Kellyanne Conway, the White House counselor who has emerged as Trump's key adviser on the issue, has been struck by stories of parents who first learned their children had been treated for overdoses only after they've died.

“We’re so sorry, Mr. and Mrs. Jones. We tried to save your son. In fact, we resuscitated him three or four times over the last six or eight months, but this time he was too far gone,” Conway said, recounting what she said was an all-too-typical story.

"And sometimes the privacy laws don’t allow parents of a 19-year-old, in fact, to be notified," she said.

Experts disagree about whether that's the case, but concede there's enough confusion about the issue that many medical professionals err on the side of silence.

"It would be terrific for a declaration of national emergency to declare very clearly in this situation — where someone has overdosed — that health care professionals have every right under the law to communicate with the families," said Paul Samuels of the Legal Action Center, which advocates for the rights of drug addicts. "That would be a major contribution."

An emergency would also allow the Trump administration to tap the Public Health Emergency Fund, a special pool set up by Congress to deal with unanticipated health crises.

That fund has been all but depleted following the Ebola and Zika emergencies of 2015 and 2016. While the Department of Health and Human Services has so far refused to give a public accounting of that fund, congressional aides say they've been told it has a balance of just $30,000.

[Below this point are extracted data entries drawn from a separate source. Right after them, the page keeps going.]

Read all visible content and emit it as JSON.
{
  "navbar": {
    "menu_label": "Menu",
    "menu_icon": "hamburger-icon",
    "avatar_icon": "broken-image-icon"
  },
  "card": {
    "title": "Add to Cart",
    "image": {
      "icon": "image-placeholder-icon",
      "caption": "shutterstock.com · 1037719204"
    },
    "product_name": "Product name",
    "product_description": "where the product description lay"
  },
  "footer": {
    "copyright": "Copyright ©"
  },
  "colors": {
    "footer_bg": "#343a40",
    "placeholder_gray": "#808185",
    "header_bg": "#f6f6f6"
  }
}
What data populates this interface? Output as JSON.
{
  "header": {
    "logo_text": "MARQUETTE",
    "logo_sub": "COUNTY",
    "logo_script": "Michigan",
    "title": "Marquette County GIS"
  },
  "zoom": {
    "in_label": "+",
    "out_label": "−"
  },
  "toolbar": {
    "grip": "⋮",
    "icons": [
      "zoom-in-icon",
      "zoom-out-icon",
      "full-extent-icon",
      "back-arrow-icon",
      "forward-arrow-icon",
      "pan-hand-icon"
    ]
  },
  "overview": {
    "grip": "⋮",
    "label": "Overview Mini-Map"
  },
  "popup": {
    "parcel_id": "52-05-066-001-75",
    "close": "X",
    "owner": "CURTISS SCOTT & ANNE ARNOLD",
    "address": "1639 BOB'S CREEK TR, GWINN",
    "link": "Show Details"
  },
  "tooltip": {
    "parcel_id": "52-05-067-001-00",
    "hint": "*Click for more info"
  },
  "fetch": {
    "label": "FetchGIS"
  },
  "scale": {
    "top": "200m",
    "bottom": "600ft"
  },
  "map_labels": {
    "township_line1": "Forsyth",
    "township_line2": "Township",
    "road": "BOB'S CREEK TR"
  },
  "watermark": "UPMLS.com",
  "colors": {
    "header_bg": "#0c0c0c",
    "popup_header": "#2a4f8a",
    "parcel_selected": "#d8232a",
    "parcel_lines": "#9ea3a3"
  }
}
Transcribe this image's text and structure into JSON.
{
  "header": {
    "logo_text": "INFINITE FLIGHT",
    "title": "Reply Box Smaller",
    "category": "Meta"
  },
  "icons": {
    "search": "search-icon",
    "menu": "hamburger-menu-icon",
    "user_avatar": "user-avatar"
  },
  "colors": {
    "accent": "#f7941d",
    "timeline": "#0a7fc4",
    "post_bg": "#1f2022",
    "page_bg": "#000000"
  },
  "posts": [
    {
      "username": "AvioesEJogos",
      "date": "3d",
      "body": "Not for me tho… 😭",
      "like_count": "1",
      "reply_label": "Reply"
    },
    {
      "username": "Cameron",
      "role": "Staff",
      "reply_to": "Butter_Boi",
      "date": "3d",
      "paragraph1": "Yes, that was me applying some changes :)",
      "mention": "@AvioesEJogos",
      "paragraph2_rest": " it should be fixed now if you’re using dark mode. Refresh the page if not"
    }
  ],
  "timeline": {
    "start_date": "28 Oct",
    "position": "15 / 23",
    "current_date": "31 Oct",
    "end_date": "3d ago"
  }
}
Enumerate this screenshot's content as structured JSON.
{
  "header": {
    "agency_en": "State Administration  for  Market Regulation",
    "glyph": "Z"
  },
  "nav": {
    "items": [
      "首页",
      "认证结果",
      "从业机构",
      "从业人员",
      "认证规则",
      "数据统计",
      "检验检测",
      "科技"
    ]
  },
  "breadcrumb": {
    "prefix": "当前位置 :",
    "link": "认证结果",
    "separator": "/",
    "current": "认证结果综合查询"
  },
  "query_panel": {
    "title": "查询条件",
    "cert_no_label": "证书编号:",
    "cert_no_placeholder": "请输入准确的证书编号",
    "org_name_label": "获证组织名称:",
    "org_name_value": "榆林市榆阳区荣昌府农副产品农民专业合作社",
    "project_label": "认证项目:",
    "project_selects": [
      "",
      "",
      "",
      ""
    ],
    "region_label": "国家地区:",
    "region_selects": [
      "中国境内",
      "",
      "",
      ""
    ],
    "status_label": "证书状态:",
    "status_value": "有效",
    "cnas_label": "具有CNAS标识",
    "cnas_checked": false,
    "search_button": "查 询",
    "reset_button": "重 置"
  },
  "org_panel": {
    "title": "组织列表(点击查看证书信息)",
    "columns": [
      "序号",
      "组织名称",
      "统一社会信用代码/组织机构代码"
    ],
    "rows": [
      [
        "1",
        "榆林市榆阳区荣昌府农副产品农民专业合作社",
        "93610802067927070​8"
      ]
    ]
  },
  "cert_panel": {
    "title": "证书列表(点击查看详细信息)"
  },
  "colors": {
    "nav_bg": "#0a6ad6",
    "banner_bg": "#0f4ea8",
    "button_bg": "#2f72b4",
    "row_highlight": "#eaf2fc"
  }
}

Even without new funds, an emergency declaration would allow the president to divert existing money. The federal government could tell states to redirect existing federal grant funds — and the employees paidA with them — to the opioid emergency.

Even more significantly, an emergency could allow HHS to waive Medicaid regulations, which currently prohibit reimbursement for residential treatment facilities with more than 16 beds. That waiver could also free up funds for addiction treatment in other institutions like prisons.

And the Department of Health and Human Services could even pay off the student loans of health care workers who provide addiction treatment.

Beyond those specific powers, addiction treatment advocates say presidential action could also help send a powerful signal that could help de-stigmatize the disease and focus national attention where it's needed most.

"This is a bully-pulpit issue. There are many people who voted for him along the Appalachian trail, which has been particularly hard hit by this," Parrino said. "This president has a unique ability to reach out and — no matter what you say about his politics or the fights he picks with people — he has the ability to connect with a large group of the American people."